A WEALTHY businessman bought a remote, marshy, nearly pristine island on the Nanticoke River in 1999 where he planned to hunt and fish.
Clearing and developing the land were strictly prohibited by a variety of state, county and federal laws intended to protect the delicate shoreline of the Chesapeake Bay. But he proceeded anyway, without permits and in secret, to construct a six-building camp -- even digging an illegal well for kitchen and toilet facilities.
Most anyone who has ever struggled to follow the rules of living near the bay -- the farmers, the watermen, the developers, the homeowners -- would expect such a flagrant scofflaw to have the book thrown at him. Most anyone who saw reports last week of fish and crabs literally choked to death in vast sections of the bay because of pollutants -- coming in significant measure from overdevelopment near sensitive shorelines -- would be especially eager to see bay protections enforced.

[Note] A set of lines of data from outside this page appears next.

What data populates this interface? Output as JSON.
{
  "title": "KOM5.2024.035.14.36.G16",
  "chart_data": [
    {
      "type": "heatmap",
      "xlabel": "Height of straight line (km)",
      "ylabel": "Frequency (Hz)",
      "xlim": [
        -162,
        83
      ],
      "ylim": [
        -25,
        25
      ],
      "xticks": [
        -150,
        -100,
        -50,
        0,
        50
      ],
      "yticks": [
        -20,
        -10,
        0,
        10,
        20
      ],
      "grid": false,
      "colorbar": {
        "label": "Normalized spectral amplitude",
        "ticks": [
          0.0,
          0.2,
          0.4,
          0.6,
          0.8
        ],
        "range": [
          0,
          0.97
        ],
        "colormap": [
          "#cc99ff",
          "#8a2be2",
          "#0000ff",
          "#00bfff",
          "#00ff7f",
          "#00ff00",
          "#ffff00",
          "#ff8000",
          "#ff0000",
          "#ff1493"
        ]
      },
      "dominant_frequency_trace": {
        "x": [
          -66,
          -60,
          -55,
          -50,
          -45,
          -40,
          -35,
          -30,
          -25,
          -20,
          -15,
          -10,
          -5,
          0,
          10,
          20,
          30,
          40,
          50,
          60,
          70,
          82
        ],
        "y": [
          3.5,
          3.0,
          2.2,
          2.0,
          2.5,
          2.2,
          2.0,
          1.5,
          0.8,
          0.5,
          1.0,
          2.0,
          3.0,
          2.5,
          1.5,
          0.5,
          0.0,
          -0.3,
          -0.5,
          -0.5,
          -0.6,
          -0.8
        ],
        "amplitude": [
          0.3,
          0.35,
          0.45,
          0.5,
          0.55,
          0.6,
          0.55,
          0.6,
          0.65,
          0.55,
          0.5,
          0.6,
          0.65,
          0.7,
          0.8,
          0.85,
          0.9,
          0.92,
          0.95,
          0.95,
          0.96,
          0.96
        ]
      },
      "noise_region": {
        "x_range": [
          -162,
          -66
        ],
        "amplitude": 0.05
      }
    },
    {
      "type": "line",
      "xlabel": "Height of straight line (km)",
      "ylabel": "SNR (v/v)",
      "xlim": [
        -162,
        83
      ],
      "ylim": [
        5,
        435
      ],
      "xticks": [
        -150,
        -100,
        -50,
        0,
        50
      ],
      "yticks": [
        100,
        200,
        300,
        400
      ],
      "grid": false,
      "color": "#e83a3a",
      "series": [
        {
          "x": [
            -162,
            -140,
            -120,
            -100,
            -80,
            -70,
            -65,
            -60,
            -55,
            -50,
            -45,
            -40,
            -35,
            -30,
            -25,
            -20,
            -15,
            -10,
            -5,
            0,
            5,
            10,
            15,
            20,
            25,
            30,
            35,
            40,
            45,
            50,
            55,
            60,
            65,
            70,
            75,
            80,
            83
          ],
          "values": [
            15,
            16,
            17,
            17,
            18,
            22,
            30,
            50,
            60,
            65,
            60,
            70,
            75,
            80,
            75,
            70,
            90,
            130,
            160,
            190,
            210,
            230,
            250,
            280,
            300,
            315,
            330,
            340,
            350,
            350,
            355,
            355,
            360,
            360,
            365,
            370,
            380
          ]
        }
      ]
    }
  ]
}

That's what should have happened, but didn't. In fact, quite the contrary.
Overturning two lower court decisions, Maryland's Court of Appeals ruled recently that Wicomico County officials failed to document the specific harm that Edwin H. Lewis' hunting compound would cause the environment, and effectively directed the county zoning board to grant him the necessary permits after the fact.
Ramifications of this decision, rendered by a 4-3 majority of the state's highest court, extend far beyond the fate of little Phillips Island. The ruling not only signals that there's no penalty for unlawful behavior, it shifts the burden to the government to prove in each case why laws intended to protect the general public should be enforced.

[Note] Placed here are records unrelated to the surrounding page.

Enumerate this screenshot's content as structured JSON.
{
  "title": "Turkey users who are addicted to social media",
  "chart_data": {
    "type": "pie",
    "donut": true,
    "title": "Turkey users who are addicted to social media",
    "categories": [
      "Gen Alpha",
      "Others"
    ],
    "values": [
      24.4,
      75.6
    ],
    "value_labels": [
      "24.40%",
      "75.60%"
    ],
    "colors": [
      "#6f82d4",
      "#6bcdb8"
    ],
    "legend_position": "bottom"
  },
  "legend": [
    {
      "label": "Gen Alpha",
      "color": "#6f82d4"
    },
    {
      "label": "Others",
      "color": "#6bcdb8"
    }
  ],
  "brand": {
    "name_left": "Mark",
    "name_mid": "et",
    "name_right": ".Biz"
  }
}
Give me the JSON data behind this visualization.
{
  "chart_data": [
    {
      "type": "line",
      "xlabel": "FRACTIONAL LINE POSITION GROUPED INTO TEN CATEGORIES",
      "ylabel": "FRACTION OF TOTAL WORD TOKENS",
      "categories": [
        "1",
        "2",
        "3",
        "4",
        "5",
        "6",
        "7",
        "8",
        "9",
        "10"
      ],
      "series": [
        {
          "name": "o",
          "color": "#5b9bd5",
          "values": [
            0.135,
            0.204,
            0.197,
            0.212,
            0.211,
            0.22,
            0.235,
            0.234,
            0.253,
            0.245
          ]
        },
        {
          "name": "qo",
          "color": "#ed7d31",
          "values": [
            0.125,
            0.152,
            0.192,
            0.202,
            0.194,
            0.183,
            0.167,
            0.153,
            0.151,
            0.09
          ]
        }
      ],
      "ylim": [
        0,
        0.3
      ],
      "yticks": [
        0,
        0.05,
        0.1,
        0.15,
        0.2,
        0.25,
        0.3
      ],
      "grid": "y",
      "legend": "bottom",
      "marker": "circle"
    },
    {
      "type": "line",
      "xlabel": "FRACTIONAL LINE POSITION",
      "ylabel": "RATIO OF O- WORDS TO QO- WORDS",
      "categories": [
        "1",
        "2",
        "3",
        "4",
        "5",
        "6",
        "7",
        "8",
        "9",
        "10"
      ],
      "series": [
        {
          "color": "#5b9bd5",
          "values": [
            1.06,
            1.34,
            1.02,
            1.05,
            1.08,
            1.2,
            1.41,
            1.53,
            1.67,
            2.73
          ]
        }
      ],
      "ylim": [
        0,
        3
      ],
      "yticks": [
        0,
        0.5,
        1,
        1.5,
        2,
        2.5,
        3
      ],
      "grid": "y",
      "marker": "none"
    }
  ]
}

In so doing, the court gutted the 1984 Critical Area law that restricts development in buffer zones along the shores of the bay and its tributaries. It is based on the General Assembly's finding that the "the cumulative impact" of such development damages water quality and wildlife habitat.
"In its inexplicable effort to allow property owners such as (Mr.) Lewis to do whatever they wish on environmentally sensitive property, without regard to legal constraints or public policy, the court throws established principles of administrative law to the wind," wrote Judge Alan M. Wilner in his dissent. "It is not only wrong in this case, but sets a most unfortunate precedent."
Martin G. Madden, chairman of the Critical Areas Commission, is so alarmed he plans to ask the court to reconsider the decision, or at least narrow its scope.
If the court refuses, the General Assembly, which just two years ago reaffirmed its intent to curb development in the critical areas, will have to act again, perhaps with provisions that apply retroactively.
The bay watershed desperately needs more protection, not less. And if relief doesn't come fast, Mr. Lewis won't find anything left to fish or hunt.